Python or Java don’t really have a use for them because their strings are immutable, and likely interned when metaprogramming is relevant (e.g. method or attribute names).
Symbol is the only feature I miss after switching to Python. It makes code so much more readable to distinguish keys and normal strings.
Much like yccs27 above, I do that using single and double quoted strings (a habit I got from Erlang).
Whenever Perl encounters a string literal in the code (especially one used as a hash key or a bareword), it often "interns" it. This means it stores a single, canonical, read-only copy of that string in a memory pool.
That's the core idea, and then Ruby has surface stuff like the symbol syntax and class. I'm pretty sure it's fine to use strings as hash keys though if you like.

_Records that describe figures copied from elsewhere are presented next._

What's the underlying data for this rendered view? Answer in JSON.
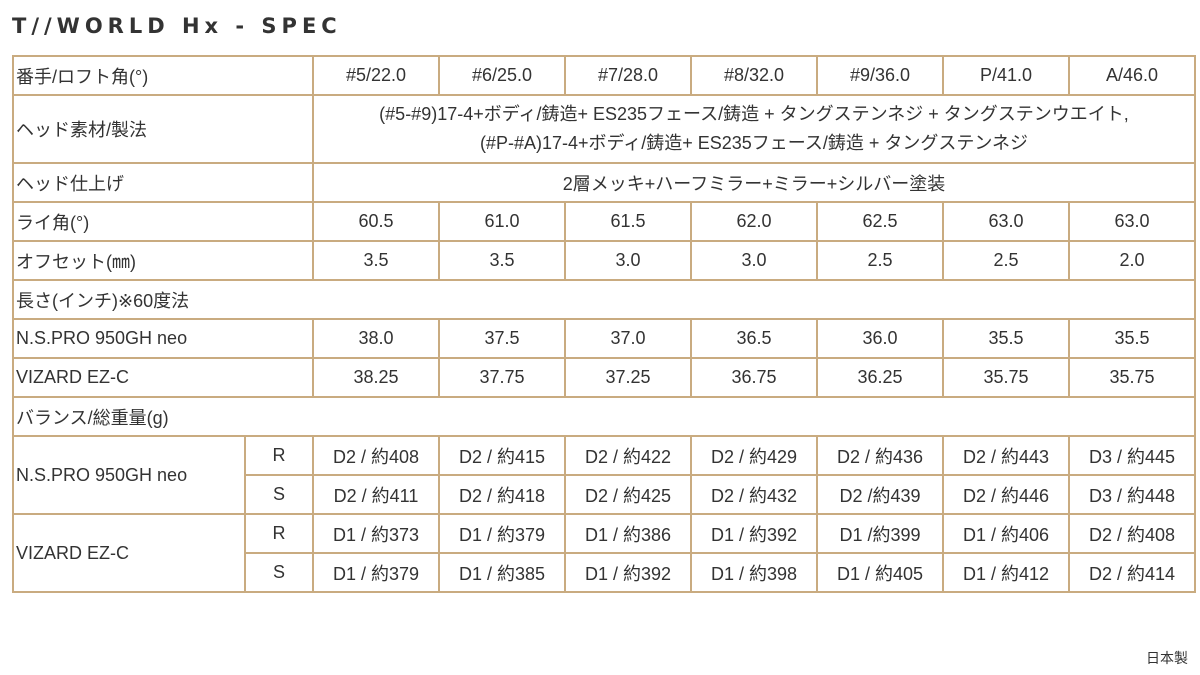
{
  "title": "T//WORLD Hx - SPEC",
  "columns_label": "番手/ロフト角(°)",
  "columns": [
    "#5/22.0",
    "#6/25.0",
    "#7/28.0",
    "#8/32.0",
    "#9/36.0",
    "P/41.0",
    "A/46.0"
  ],
  "head_material": {
    "label": "ヘッド素材/製法",
    "lines": [
      "(#5-#9)17-4+ボディ/鋳造+ ES235フェース/鋳造 + タングステンネジ + タングステンウエイト,",
      "(#P-#A)17-4+ボディ/鋳造+ ES235フェース/鋳造 + タングステンネジ"
    ]
  },
  "head_finish": {
    "label": "ヘッド仕上げ",
    "value": "2層メッキ+ハーフミラー+ミラー+シルバー塗装"
  },
  "lie": {
    "label": "ライ角(°)",
    "values": [
      "60.5",
      "61.0",
      "61.5",
      "62.0",
      "62.5",
      "63.0",
      "63.0"
    ]
  },
  "offset": {
    "label": "オフセット(㎜)",
    "values": [
      "3.5",
      "3.5",
      "3.0",
      "3.0",
      "2.5",
      "2.5",
      "2.0"
    ]
  },
  "length": {
    "label": "長さ(インチ)※60度法",
    "rows": [
      {
        "shaft": "N.S.PRO 950GH neo",
        "values": [
          "38.0",
          "37.5",
          "37.0",
          "36.5",
          "36.0",
          "35.5",
          "35.5"
        ]
      },
      {
        "shaft": "VIZARD EZ-C",
        "values": [
          "38.25",
          "37.75",
          "37.25",
          "36.75",
          "36.25",
          "35.75",
          "35.75"
        ]
      }
    ]
  },
  "balance": {
    "label": "バランス/総重量(g)",
    "shafts": [
      {
        "shaft": "N.S.PRO 950GH neo",
        "flexes": [
          {
            "flex": "R",
            "values": [
              "D2 / 約408",
              "D2 / 約415",
              "D2 / 約422",
              "D2 / 約429",
              "D2 / 約436",
              "D2 / 約443",
              "D3 / 約445"
            ]
          },
          {
            "flex": "S",
            "values": [
              "D2 / 約411",
              "D2 / 約418",
              "D2 / 約425",
              "D2 / 約432",
              "D2 /約439",
              "D2 / 約446",
              "D3 / 約448"
            ]
          }
        ]
      },
      {
        "shaft": "VIZARD EZ-C",
        "flexes": [
          {
            "flex": "R",
            "values": [
              "D1 / 約373",
              "D1 / 約379",
              "D1 / 約386",
              "D1 / 約392",
              "D1 /約399",
              "D1 / 約406",
              "D2 / 約408"
            ]
          },
          {
            "flex": "S",
            "values": [
              "D1 /  約379",
              "D1 / 約385",
              "D1 / 約392",
              "D1 / 約398",
              "D1 /  約405",
              "D1 / 約412",
              "D2 / 約414"
            ]
          }
        ]
      }
    ]
  },
  "footer": "日本製",
  "colors": {
    "border": "#c9ab80",
    "text": "#333333"
  }
}
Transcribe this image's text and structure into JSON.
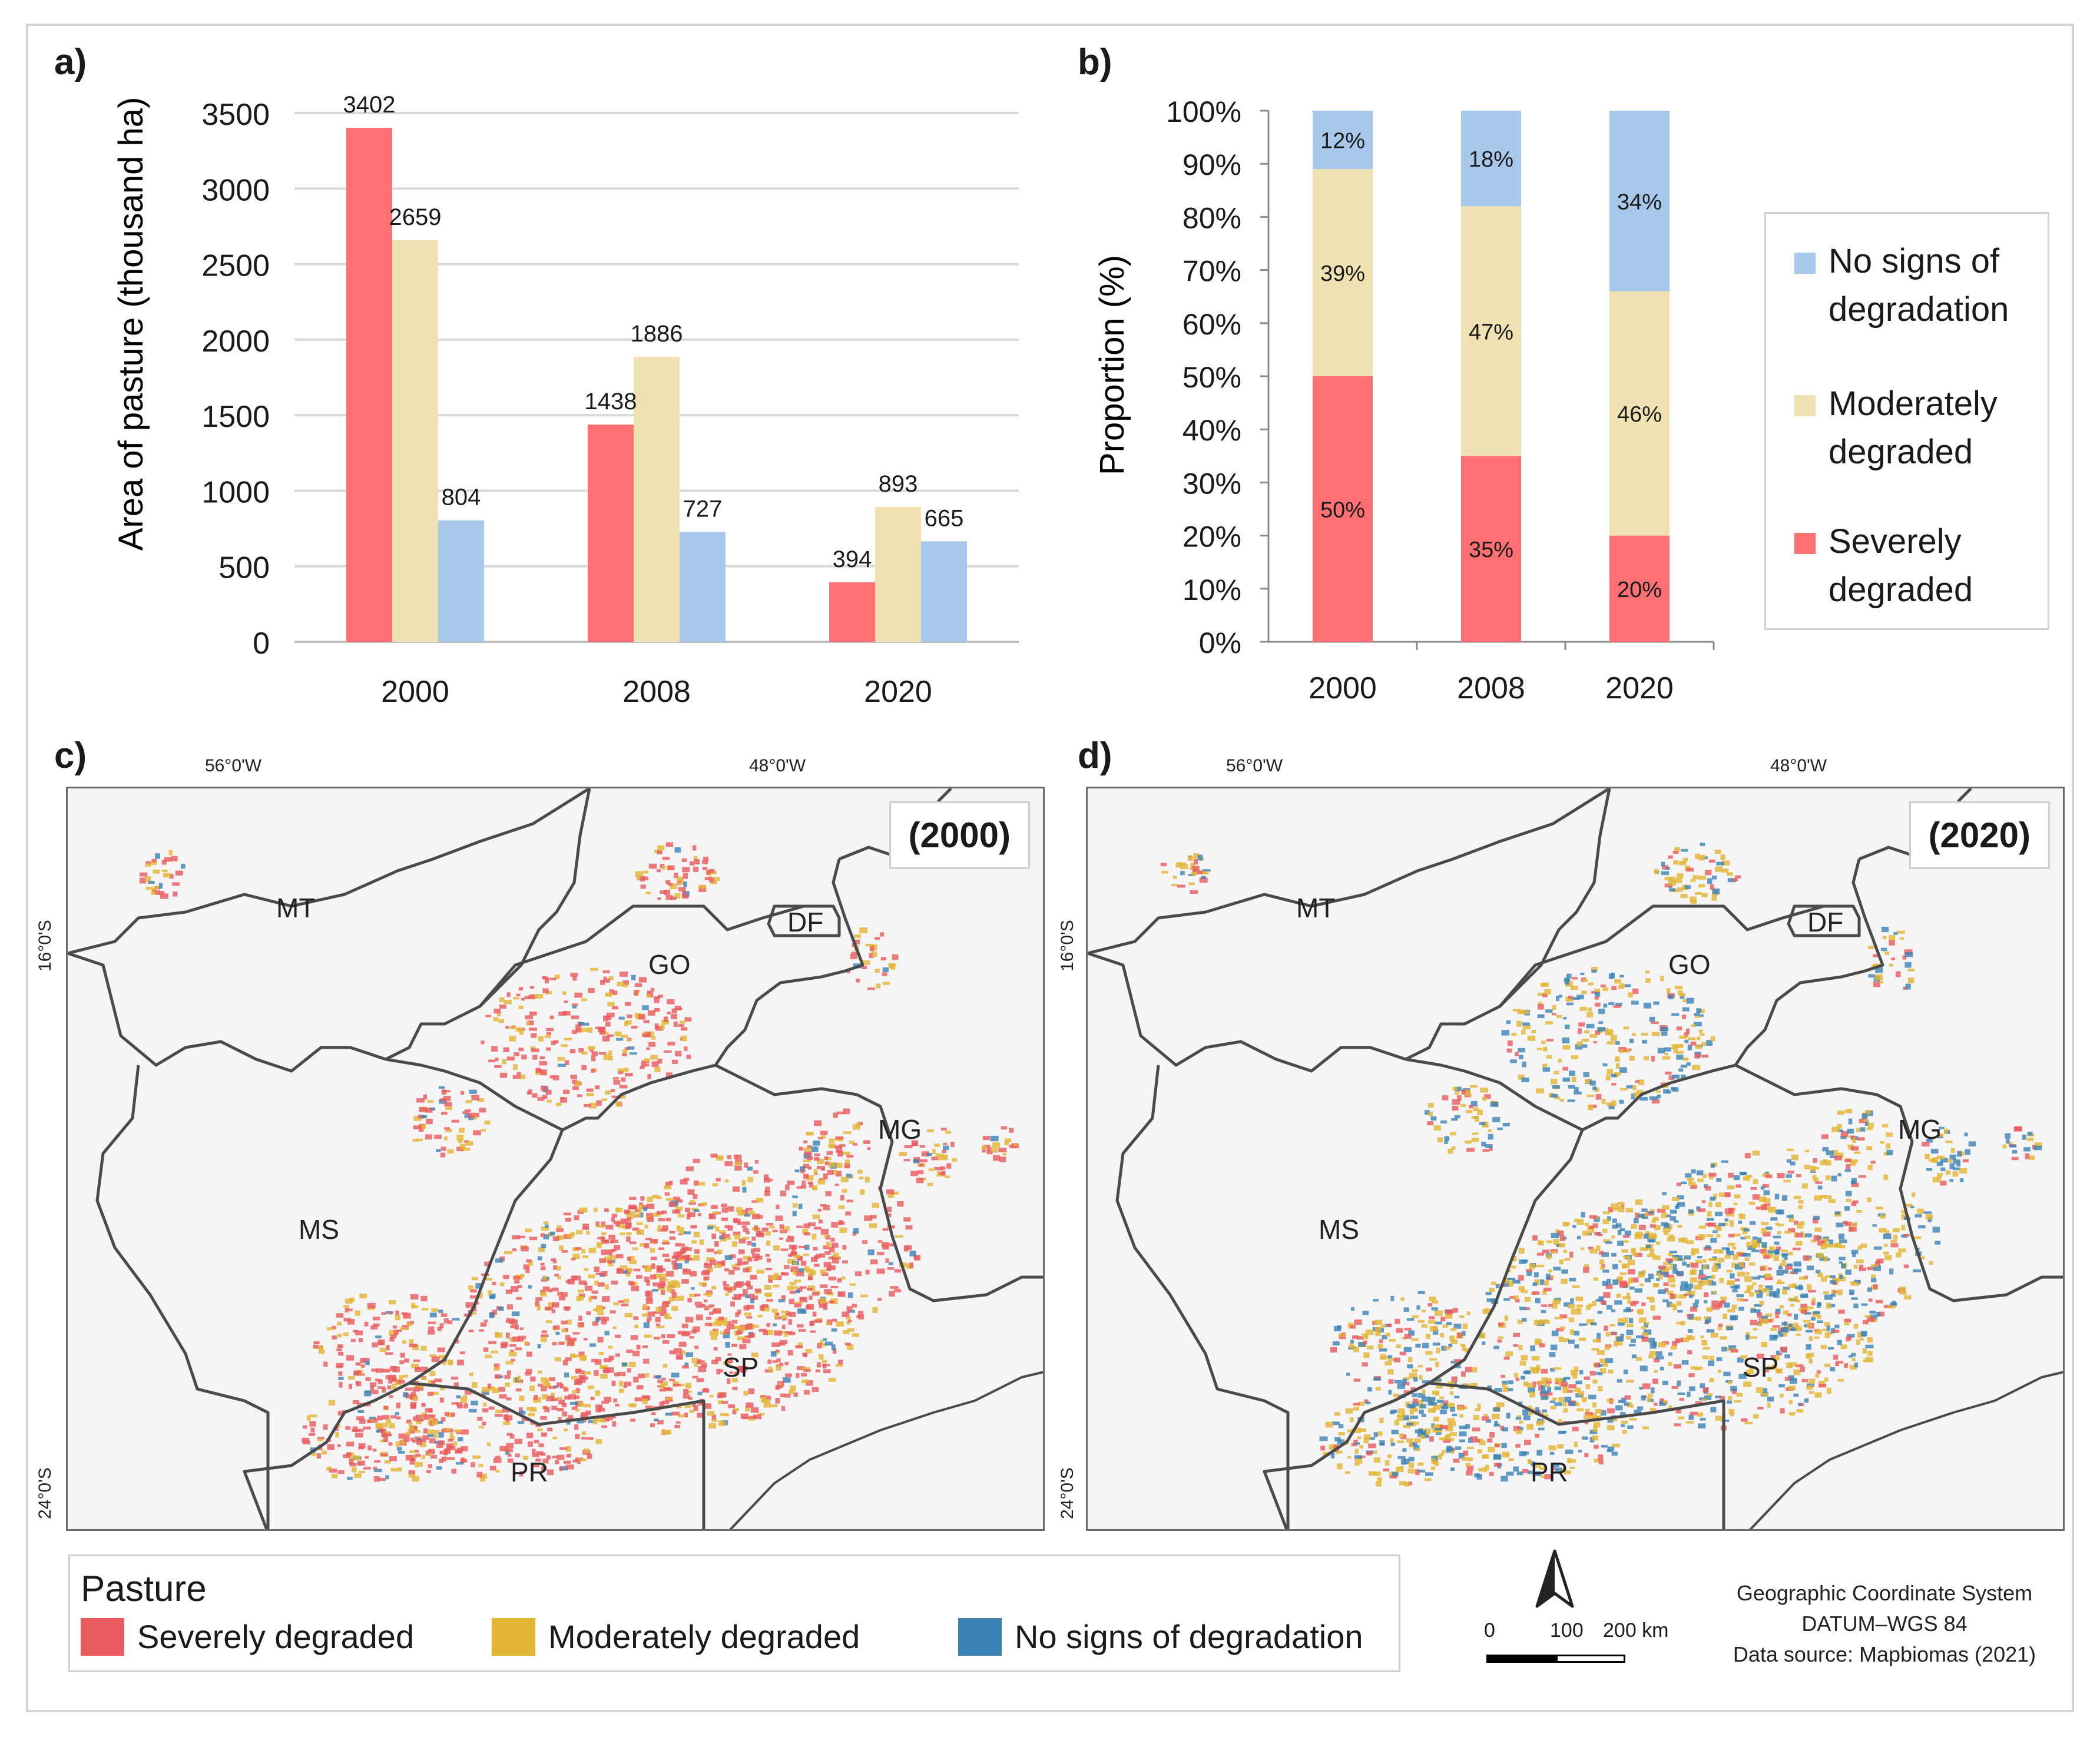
{
  "panels": {
    "a": "a)",
    "b": "b)",
    "c": "c)",
    "d": "d)"
  },
  "colors": {
    "severe": "#ff7074",
    "moderate": "#f1e2b4",
    "none": "#a7c8eb",
    "map_severe": "#e85a5c",
    "map_moderate": "#e3b535",
    "map_none": "#3b82b4"
  },
  "chart_data": [
    {
      "type": "bar",
      "title": "",
      "ylabel": "Area of pasture (thousand ha)",
      "xlabel": "",
      "categories": [
        "2000",
        "2008",
        "2020"
      ],
      "ylim": [
        0,
        3500
      ],
      "yticks": [
        "0",
        "500",
        "1000",
        "1500",
        "2000",
        "2500",
        "3000",
        "3500"
      ],
      "grid": true,
      "series": [
        {
          "name": "Severely degraded",
          "values": [
            3402,
            1438,
            394
          ]
        },
        {
          "name": "Moderately degraded",
          "values": [
            2659,
            1886,
            893
          ]
        },
        {
          "name": "No signs of degradation",
          "values": [
            804,
            727,
            665
          ]
        }
      ],
      "data_labels": [
        [
          "3402",
          "1438",
          "394"
        ],
        [
          "2659",
          "1886",
          "893"
        ],
        [
          "804",
          "727",
          "665"
        ]
      ]
    },
    {
      "type": "bar",
      "stacked": true,
      "title": "",
      "ylabel": "Proportion (%)",
      "xlabel": "",
      "categories": [
        "2000",
        "2008",
        "2020"
      ],
      "ylim": [
        0,
        100
      ],
      "yticks": [
        "0%",
        "10%",
        "20%",
        "30%",
        "40%",
        "50%",
        "60%",
        "70%",
        "80%",
        "90%",
        "100%"
      ],
      "series": [
        {
          "name": "Severely degraded",
          "values": [
            50,
            35,
            20
          ]
        },
        {
          "name": "Moderately degraded",
          "values": [
            39,
            47,
            46
          ]
        },
        {
          "name": "No signs of degradation",
          "values": [
            12,
            18,
            34
          ]
        }
      ],
      "data_labels": [
        [
          "50%",
          "35%",
          "20%"
        ],
        [
          "39%",
          "47%",
          "46%"
        ],
        [
          "12%",
          "18%",
          "34%"
        ]
      ],
      "legend": {
        "placement": "right",
        "entries": [
          {
            "line1": "No signs of",
            "line2": "degradation",
            "key": "none"
          },
          {
            "line1": "Moderately",
            "line2": "degraded",
            "key": "moderate"
          },
          {
            "line1": "Severely",
            "line2": "degraded",
            "key": "severe"
          }
        ]
      }
    }
  ],
  "maps": {
    "lon_labels": [
      "56°0'W",
      "48°0'W"
    ],
    "lat_labels": [
      "16°0'S",
      "24°0'S"
    ],
    "states": [
      "MT",
      "GO",
      "DF",
      "MG",
      "MS",
      "SP",
      "PR"
    ],
    "map_c_year": "(2000)",
    "map_d_year": "(2020)",
    "legend": {
      "title": "Pasture",
      "items": [
        "Severely degraded",
        "Moderately degraded",
        "No signs of degradation"
      ]
    },
    "scale": {
      "labels": [
        "0",
        "100",
        "200 km"
      ]
    },
    "credits": [
      "Geographic Coordinate System",
      "DATUM–WGS 84",
      "Data source: Mapbiomas (2021)"
    ]
  }
}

Could not read OP, clownflare is down.
> Symbols are pseudo-strings
Can guess by LISP: Symbols reside in the symbol table, which is global scope. Strings reside in the variable tables, subject to local scope.
It is two different storage mechanisms
> inefficient strings
Ruby does not care for efficiency, so there is no point to argue for symbols vs string performance
> Ruby does not care for efficiency, so there is no point to argue for symbols vs string performance
Symbols existed entirely for performance reasons and were once never GC'd: this is absolutely Ruby "car[ing] for efficiency."
Today, Ruby's Symbol is GC'd (and is much closer to 'String' in practicality) but still has enormous impacts on performance.
> It is two different storage mechanisms
An irrelevant implementation detail. Interned strings are also stored globally, and depending on implementations interned strings may or may not be subject to memory reclaiming.
> Ruby does not care for efficiency, so there is no point to argue for symbols vs string performance
Which is why Ruby's having symbols is associated with mutable strings, not inefficient strings.
And there's a gulf between not caring too much about efficiency and strings being a linked list of integers, which is what they are in Erlang.
What about LISPs? They have atoms too.
Generally mutable strings there too, like Ruby
This is silly. The semantics are entirely different!
> This is silly.
Oh my bad, great counterpoint.
> The semantics are entirely different!
They're not. A symbol is an arbitrary identifier, which can be used to point to system elements (e.g. classes, methods, etc...). These are all things you can do just fine with immutable interned strings. Which is exactly what languages which have immutable interned strings do.
You'd just have a broken VM if you used mutable strings for metaprogramming in Ruby, so it needs symbols. Both things it inherited from all of Perl, Smalltalk, and Lisp.
How so? Quite literally symbols are used as an immutable string with a shorter syntax. So much so that I've been finding their literal constraints limiting lately.
Almost the entire value of symbols separate from strings is at the level of programmer communication rather than PL semantics.
It tells a reader of the code that this term is arbitrary but significant, probably represents an enmeshment with another part of the code, and will not be displayed to any user. When seeing a new term in code that is a lot of the things you're going to need to figure out about it anyway. It's a very valuable & practical signal.
If you need to mutate or concat or interpolate or capitalize or any other string operation it, it probably shouldn't be a symbol anymore, or shouldn't have been to start with.
2 replies →
That’s really not true for Lisp.
Ruby, like its predecessor Perl, is one of the finer examples of Greenspunning and shows a lot of Lisp influence.
Unfortunately I can’t read the actual submission right now due to the cloudflare outage.
> That’s really not true for Lisp.
It's completely true of lisp. Lisp strings are generally mutable (although literal strings may be interned and non-mutable, or even worse mutation of literal strings may be UB). Same for Smalltalk.